Bulloch é favorável a que a água seja considerada um bem econômico, uma ``commodity", idéia também defendida pelo Banco Mundial.
Segundo Serageldin, o preço da água canalizada é, em geral, muito baixo. Muitas vezes não chega a cobrir 35% dos custos de suprimento e tratamento.
``Os consumidores das cidades utilizam grande quantidade de água e precisam pagar mais por isso", diz. Contraditoriamente, pessoas com menos poder aquisitivo, sem acesso à água encanada, gastam até dez vezes mais para garantir seu abastecimento.

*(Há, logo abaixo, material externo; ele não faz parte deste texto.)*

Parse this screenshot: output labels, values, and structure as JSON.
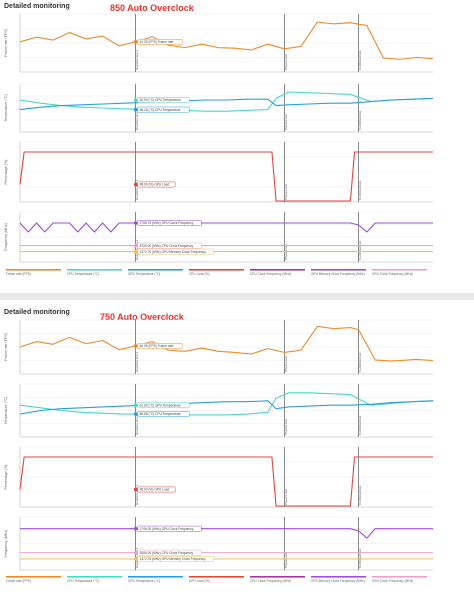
{
  "panels": [
    {
      "title": "Detailed monitoring",
      "overclock_label": "850 Auto Overclock",
      "legend": [
        {
          "label": "Frame rate (FPS)",
          "color": "#ee8a2a"
        },
        {
          "label": "CPU Temperature (°C)",
          "color": "#46d9c4"
        },
        {
          "label": "GPU Temperature (°C)",
          "color": "#2a9ee0"
        },
        {
          "label": "CPU Load (%)",
          "color": "#e0463a"
        },
        {
          "label": "CPU Clock Frequency (MHz)",
          "color": "#a23a9a"
        },
        {
          "label": "GPU Memory Clock Frequency (MHz)",
          "color": "#9b4fdb"
        },
        {
          "label": "GPU Clock Frequency (MHz)",
          "color": "#f0a0c8"
        }
      ]
    },
    {
      "title": "Detailed monitoring",
      "overclock_label": "750 Auto Overclock",
      "legend": [
        {
          "label": "Frame rate (FPS)",
          "color": "#ee8a2a"
        },
        {
          "label": "CPU Temperature (°C)",
          "color": "#46d9c4"
        },
        {
          "label": "GPU Temperature (°C)",
          "color": "#2a9ee0"
        },
        {
          "label": "CPU Load (%)",
          "color": "#e0463a"
        },
        {
          "label": "CPU Clock Frequency (MHz)",
          "color": "#a23a9a"
        },
        {
          "label": "GPU Memory Clock Frequency (MHz)",
          "color": "#9b4fdb"
        },
        {
          "label": "GPU Clock Frequency (MHz)",
          "color": "#f0a0c8"
        }
      ]
    }
  ],
  "chart_data": [
    {
      "type": "line",
      "panel": 0,
      "ylabel": "Frame rate (FPS)",
      "ylim": [
        0,
        100
      ],
      "x": [
        0,
        4,
        8,
        12,
        16,
        20,
        24,
        28,
        32,
        36,
        40,
        44,
        48,
        52,
        56,
        60,
        64,
        68,
        72,
        76,
        80,
        84,
        88,
        92,
        96,
        100
      ],
      "series": [
        {
          "name": "Frame rate (FPS)",
          "color": "#ee8a2a",
          "values": [
            52,
            60,
            55,
            68,
            57,
            62,
            45,
            52,
            61,
            46,
            42,
            48,
            42,
            41,
            38,
            48,
            40,
            44,
            86,
            83,
            85,
            80,
            24,
            22,
            25,
            23
          ]
        }
      ],
      "markers": [
        "Graphics test 1",
        "Physics test",
        "Combined test"
      ],
      "marker_x": [
        28,
        64,
        82
      ],
      "annotation": {
        "x": 28,
        "series": 0,
        "label": "41.25 (FPS) Frame rate"
      }
    },
    {
      "type": "line",
      "panel": 0,
      "ylabel": "Temperature (°C)",
      "ylim": [
        30,
        90
      ],
      "x": [
        0,
        5,
        10,
        15,
        20,
        25,
        30,
        35,
        40,
        45,
        50,
        55,
        60,
        62,
        65,
        70,
        75,
        80,
        85,
        90,
        95,
        100
      ],
      "series": [
        {
          "name": "CPU Temperature (°C)",
          "color": "#46d9c4",
          "values": [
            70,
            66,
            63,
            61,
            60,
            59,
            58,
            57,
            57,
            56,
            56,
            57,
            58,
            72,
            80,
            79,
            78,
            77,
            68,
            70,
            71,
            72
          ]
        },
        {
          "name": "GPU Temperature (°C)",
          "color": "#2a9ee0",
          "values": [
            58,
            61,
            63,
            64,
            65,
            66,
            67,
            68,
            69,
            70,
            70,
            71,
            71,
            63,
            64,
            65,
            66,
            66,
            68,
            70,
            71,
            72
          ]
        }
      ],
      "markers": [
        "Graphics test 1",
        "Physics test",
        "Combined test"
      ],
      "marker_x": [
        28,
        64,
        82
      ],
      "annotation": {
        "x": 28,
        "series": 0,
        "label": "62.90 (°C) GPU Temperature"
      },
      "annotation2": {
        "x": 28,
        "series": 1,
        "label": "66.18 (°C) CPU Temperature"
      }
    },
    {
      "type": "line",
      "panel": 0,
      "ylabel": "Percentage (%)",
      "ylim": [
        0,
        120
      ],
      "x": [
        0,
        1,
        3,
        60,
        61,
        62,
        63,
        80,
        81,
        82,
        100
      ],
      "series": [
        {
          "name": "GPU Load (%)",
          "color": "#e0463a",
          "values": [
            35,
            100,
            100,
            100,
            100,
            2,
            2,
            2,
            100,
            100,
            100
          ]
        }
      ],
      "markers": [
        "Graphics test 1",
        "Physics test",
        "Combined test"
      ],
      "marker_x": [
        28,
        64,
        82
      ],
      "annotation": {
        "x": 28,
        "series": 0,
        "label": "98.00 (%) GPU Load"
      }
    },
    {
      "type": "line",
      "panel": 0,
      "ylabel": "Frequency (MHz)",
      "ylim": [
        0,
        2500
      ],
      "x": [
        0,
        2,
        4,
        6,
        8,
        10,
        12,
        14,
        16,
        18,
        20,
        22,
        24,
        28,
        40,
        60,
        62,
        80,
        82,
        84,
        86,
        100
      ],
      "series": [
        {
          "name": "GPU Clock Frequency (MHz)",
          "color": "#9b4fdb",
          "values": [
            1950,
            1500,
            1950,
            1500,
            1950,
            1950,
            1950,
            1500,
            1950,
            1500,
            1950,
            1500,
            1950,
            1950,
            1950,
            1950,
            1950,
            1950,
            1850,
            1500,
            1950,
            1950
          ]
        },
        {
          "name": "CPU Clock Frequency (MHz)",
          "color": "#f0a0c8",
          "values": [
            820,
            820,
            820,
            820,
            820,
            820,
            820,
            820,
            820,
            820,
            820,
            820,
            820,
            820,
            820,
            820,
            820,
            820,
            820,
            820,
            820,
            820
          ]
        },
        {
          "name": "GPU Memory Clock Frequency (MHz)",
          "color": "#f0c060",
          "values": [
            520,
            520,
            520,
            520,
            520,
            520,
            520,
            520,
            520,
            520,
            520,
            520,
            520,
            520,
            520,
            520,
            520,
            520,
            520,
            520,
            520,
            520
          ]
        }
      ],
      "markers": [
        "Graphics test 1",
        "Physics test",
        "Combined test"
      ],
      "marker_x": [
        28,
        64,
        82
      ],
      "annotation": {
        "x": 28,
        "series": 0,
        "label": "1758.75 (MHz) GPU Clock Frequency"
      },
      "annotation2": {
        "x": 28,
        "series": 1,
        "label": "8700.00 (MHz) CPU Clock Frequency"
      },
      "annotation3": {
        "x": 28,
        "series": 2,
        "label": "1372.75 (MHz) GPU Memory Clock Frequency"
      }
    },
    {
      "type": "line",
      "panel": 1,
      "ylabel": "Frame rate (FPS)",
      "ylim": [
        0,
        100
      ],
      "x": [
        0,
        4,
        8,
        12,
        16,
        20,
        24,
        28,
        32,
        36,
        40,
        44,
        48,
        52,
        56,
        60,
        64,
        68,
        72,
        76,
        80,
        82,
        86,
        90,
        96,
        100
      ],
      "series": [
        {
          "name": "Frame rate (FPS)",
          "color": "#ee8a2a",
          "values": [
            50,
            60,
            55,
            68,
            56,
            62,
            45,
            52,
            60,
            44,
            42,
            48,
            42,
            40,
            37,
            47,
            40,
            44,
            88,
            84,
            86,
            82,
            26,
            24,
            27,
            25
          ]
        }
      ],
      "markers": [
        "Graphics test 1",
        "Physics test",
        "Combined test"
      ],
      "marker_x": [
        28,
        64,
        82
      ],
      "annotation": {
        "x": 28,
        "series": 0,
        "label": "40.96 (FPS) Frame rate"
      }
    },
    {
      "type": "line",
      "panel": 1,
      "ylabel": "Temperature (°C)",
      "ylim": [
        30,
        90
      ],
      "x": [
        0,
        5,
        10,
        15,
        20,
        25,
        30,
        35,
        40,
        45,
        50,
        55,
        60,
        62,
        65,
        70,
        75,
        80,
        85,
        90,
        95,
        100
      ],
      "series": [
        {
          "name": "CPU Temperature (°C)",
          "color": "#46d9c4",
          "values": [
            66,
            63,
            60,
            58,
            57,
            56,
            56,
            55,
            55,
            55,
            55,
            56,
            58,
            74,
            80,
            80,
            79,
            78,
            66,
            68,
            70,
            71
          ]
        },
        {
          "name": "GPU Temperature (°C)",
          "color": "#2a9ee0",
          "values": [
            56,
            60,
            62,
            63,
            64,
            65,
            66,
            67,
            68,
            69,
            70,
            70,
            71,
            62,
            64,
            65,
            66,
            66,
            67,
            69,
            70,
            71
          ]
        }
      ],
      "markers": [
        "Graphics test 1",
        "Physics test",
        "Combined test"
      ],
      "marker_x": [
        28,
        64,
        82
      ],
      "annotation": {
        "x": 28,
        "series": 0,
        "label": "61.60 (°C) GPU Temperature"
      },
      "annotation2": {
        "x": 28,
        "series": 1,
        "label": "66.68 (°C) CPU Temperature"
      }
    },
    {
      "type": "line",
      "panel": 1,
      "ylabel": "Percentage (%)",
      "ylim": [
        0,
        120
      ],
      "x": [
        0,
        1,
        3,
        60,
        61,
        62,
        63,
        80,
        81,
        82,
        100
      ],
      "series": [
        {
          "name": "GPU Load (%)",
          "color": "#e0463a",
          "values": [
            35,
            100,
            100,
            100,
            100,
            2,
            2,
            2,
            100,
            100,
            100
          ]
        }
      ],
      "markers": [
        "Graphics test 1",
        "Physics test",
        "Combined test"
      ],
      "marker_x": [
        28,
        64,
        82
      ],
      "annotation": {
        "x": 28,
        "series": 0,
        "label": "98.00 (%) GPU Load"
      }
    },
    {
      "type": "line",
      "panel": 1,
      "ylabel": "Frequency (MHz)",
      "ylim": [
        0,
        2500
      ],
      "x": [
        0,
        10,
        20,
        28,
        40,
        60,
        62,
        80,
        82,
        84,
        86,
        100
      ],
      "series": [
        {
          "name": "GPU Clock Frequency (MHz)",
          "color": "#9b4fdb",
          "values": [
            1950,
            1950,
            1950,
            1950,
            1950,
            1950,
            1950,
            1950,
            1850,
            1500,
            1950,
            1950
          ]
        },
        {
          "name": "CPU Clock Frequency (MHz)",
          "color": "#f0a0c8",
          "values": [
            820,
            820,
            820,
            820,
            820,
            820,
            820,
            820,
            820,
            820,
            820,
            820
          ]
        },
        {
          "name": "GPU Memory Clock Frequency (MHz)",
          "color": "#f0c060",
          "values": [
            520,
            520,
            520,
            520,
            520,
            520,
            520,
            520,
            520,
            520,
            520,
            520
          ]
        }
      ],
      "markers": [
        "Graphics test 1",
        "Physics test",
        "Combined test"
      ],
      "marker_x": [
        28,
        64,
        82
      ],
      "annotation": {
        "x": 28,
        "series": 0,
        "label": "1746.00 (MHz) GPU Clock Frequency"
      },
      "annotation2": {
        "x": 28,
        "series": 1,
        "label": "3085.00 (MHz) CPU Clock Frequency"
      },
      "annotation3": {
        "x": 28,
        "series": 2,
        "label": "1372.75 (MHz) GPU Memory Clock Frequency"
      }
    }
  ]
}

Ele adapta para o assunto o ditado "o barato sai caro: dez semanas de epidemia de cólera causaram US$ 1 bilhão de prejuízos ao Peru, quantia três vezes maior à investida pelo país em infra-estrutura de água durante toda a década de 80.
Segundo o relatório, US$ 600 bilhões precisam ser investidos em projetos relacionados a água nos próximos dez anos.
Grande parte desses recursos terá de ser financiado pelos próprios países, mas cerca de US$ 60 bilhões deve vir de empréstimos dos países desenvolvidos.
O Banco Mundial pretende dedicar 25% de seus recursos -estimados entre US$ 30 bilhões e US$ 40 bilhões- para financiar projetos de infra-estrutura de água em diferentes países do mundo.